Opinion
April 14, 1994
Appeal from the County Court of Broome County (Mathews, J.).
Defendant's primary contention on this appeal is that County Court erred in denying his motion to suppress certain items of physical evidence that were seized from him because the police lacked probable cause to arrest him.
On January 2, 1989, Investigator Michael Whalen of the City of Binghamton Police Department, an experienced narcotics officer, was observing an area of known drug activity in the City when he noticed what he believed to be a drug transaction between a black male and two white males. He radioed a description of the two white males to a marked patrol vehicle. The individuals were stopped and were found to have cocaine in their possession. They were then taken to the police station where one of them, Jonathan Eschke, agreed to participate in a "buy and bust" operation. Eschke was provided with "buy money" and instructed to try to consummate a buy with the same person with whom he had originally dealt.
Thereafter, Whalen, who had been notified of the "buy and bust" operation, focused on Eschke when he returned to the area. He observed Eschke in the parking lot of a tavern engaging in what Whalen deemed a drug transaction with a person known to Whalen. He then saw Eschke talking to a black male fitting the description of the individual who participated in the original transaction with Eschke. Eschke and this person, later determined to be defendant, then left the parking lot and went around the corner out of Whalen's sight. When they returned, Eschke left the area and defendant remained in the parking lot for 10 to 15 minutes. Defendant then rode off with two other individuals in a yellow car. At that point, Whalen radioed a description of defendant as a black male wearing a blue hooded sweatshirt, riding in a yellow car whose license number he identified. The vehicle was stopped and, following a search of his person which yielded some of the "buy money" that Eschke had been given, defendant was arrested. A subsequent search of defendant at the police station resulted in the discovery of illegal drugs.
It is well established that where, as here, an arresting officer has acted on the basis of a radio communication from a fellow officer who has personal knowledge of the facts transmitted, he or she presumptively possesses the requisite probable cause (see, People v Petralia, 62 N.Y.2d 47, 52, cert denied 469 U.S. 852; People v Hernandez, 189 A.D.2d 634, lv denied 81 N.Y.2d 887). This presumption may be rebutted if the prosecution cannot demonstrate that the sender possessed probable cause (see, People v Matienzo, 184 A.D.2d 296, 297, affd 81 N.Y.2d 778). Defendant maintains that Whalen lacked probable cause because he did not observe any transaction between defendant and Eschke.

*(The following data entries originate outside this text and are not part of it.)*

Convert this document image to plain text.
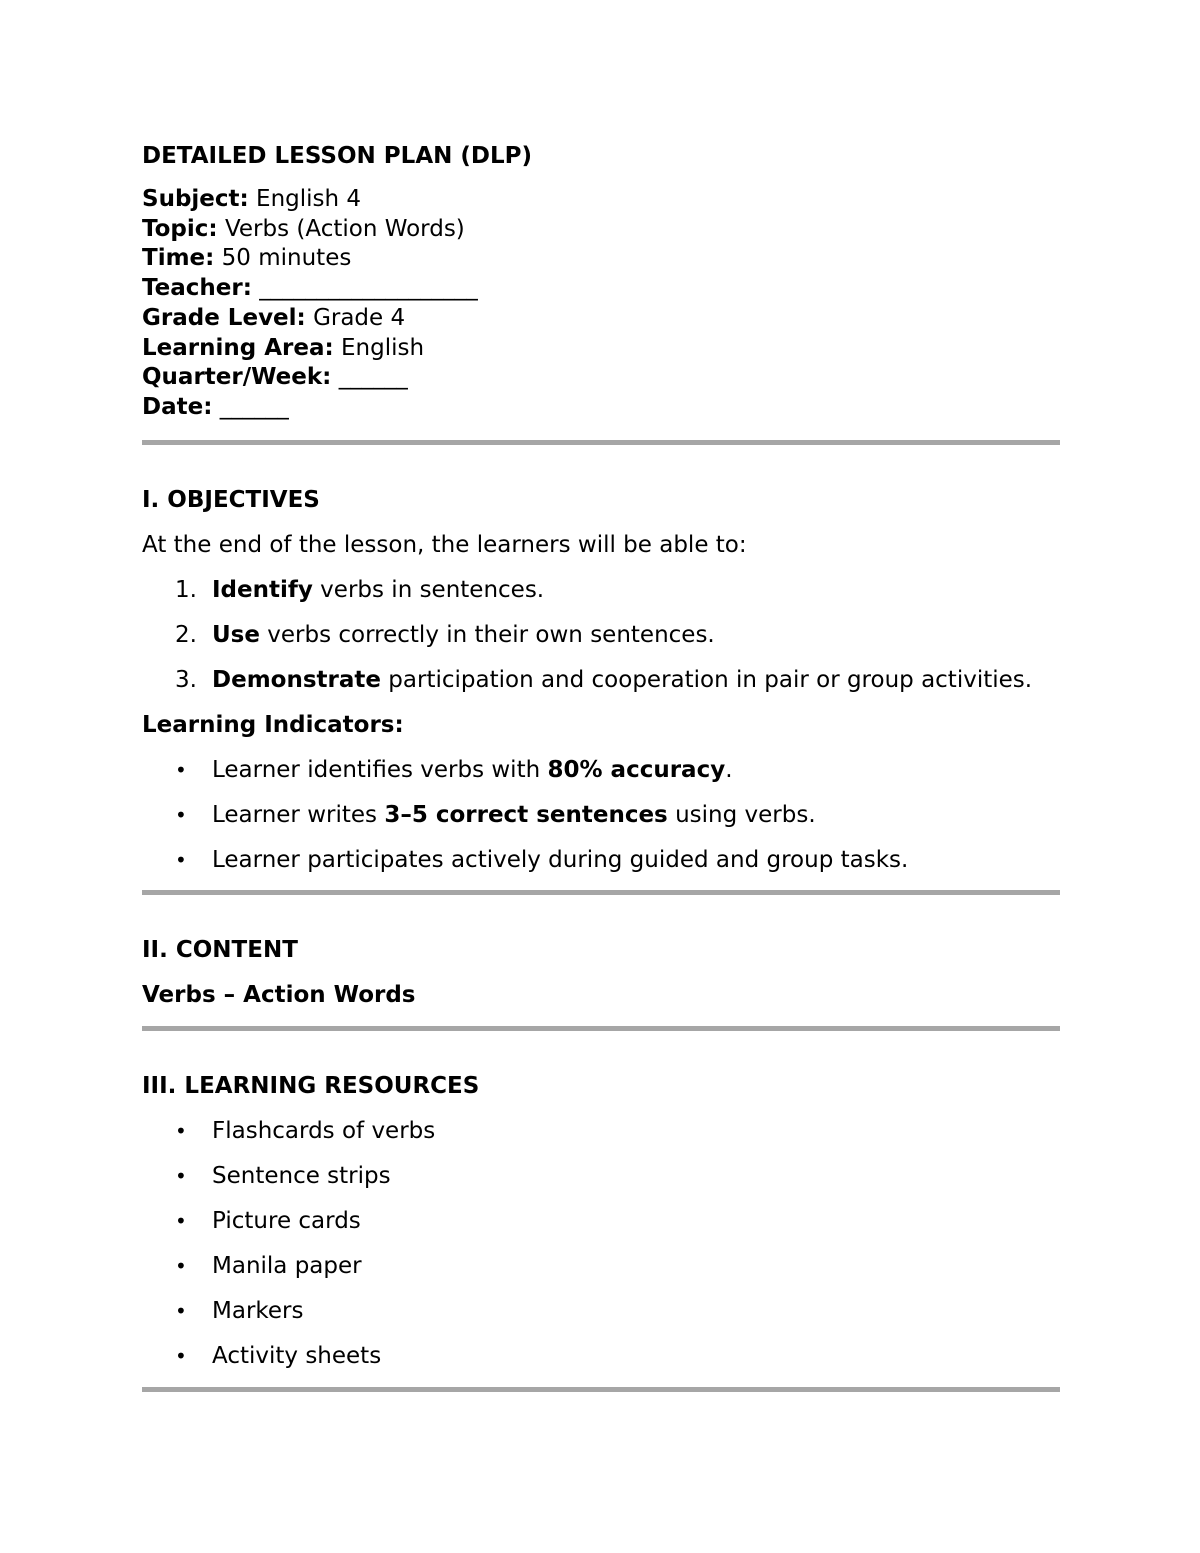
DETAILED LESSON PLAN (DLP)
Subject: English 4
Topic: Verbs (Action Words)
Time: 50 minutes
Teacher: ___________________
Grade Level: Grade 4
Learning Area: English
Quarter/Week: ______
Date: ______
I. OBJECTIVES
At the end of the lesson, the learners will be able to:
1. Identify verbs in sentences.
2. Use verbs correctly in their own sentences.
3. Demonstrate participation and cooperation in pair or group activities.
Learning Indicators:
• Learner identifies verbs with 80% accuracy.
• Learner writes 3–5 correct sentences using verbs.
• Learner participates actively during guided and group tasks.
II. CONTENT
Verbs – Action Words
III. LEARNING RESOURCES
• Flashcards of verbs
• Sentence strips
• Picture cards
• Manila paper
• Markers
• Activity sheets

Probable cause requires not proof beyond a reasonable doubt or evidence sufficient to warrant a conviction, but merely information which would lead a reasonable person who possesses the same expertise as the officer to conclude under the circumstances that a crime is being or was committed (see, People v McRay, 51 N.Y.2d 594, 602). Thus, the determination of probable cause deals not with technicalities but with the practical and factual considerations of everyday life acted upon by reasonable and prudent persons under the totality of the circumstances presented (see, People v Davis, 192 A.D.2d 360, 361, lv denied 81 N.Y.2d 1071).
Here, Whalen's observation of surreptitious behavior by defendant and Eschke in an area of known drug activity, coupled with his knowledge that Eschke had previously purchased drugs from defendant and was intending to do so again, was more than sufficient to establish the requisite probable cause (see, People v Matienzo, supra; People v Acevedo, 179 A.D.2d 465, 467, lv denied 79 N.Y.2d 996). We further reject defendant's contention that Whalen's description of defendant, conveyed to the arresting officers, was insufficient to establish probable cause that defendant was the person described, as Whalen placed him in a particular car with a specifically identified license plate. Clearly, these factors would lead a reasonable person possessing the same expertise as the arresting officers to conclude that defendant was the person described in the radio transmission (see, People v Fernandez, 185 A.D.2d 944; People v Rivera, 166 A.D.2d 678, lv denied 77 N.Y.2d 843).
Finally, viewing the evidence at trial in the light most favorable to the People (see, People v Contes, 60 N.Y.2d 620, 621), we find that the evidence was legally sufficient to establish defendant's guilt beyond a reasonable doubt. Further, the jury's determination of the facts and credibility is supported by the record and will not be disturbed by this Court (see, People v Anderson, 191 A.D.2d 228, lv denied 81 N.Y.2d 1069).
Cardona, P.J., Mercure, Weiss and Peters, JJ., concur. Ordered that the judgment is affirmed.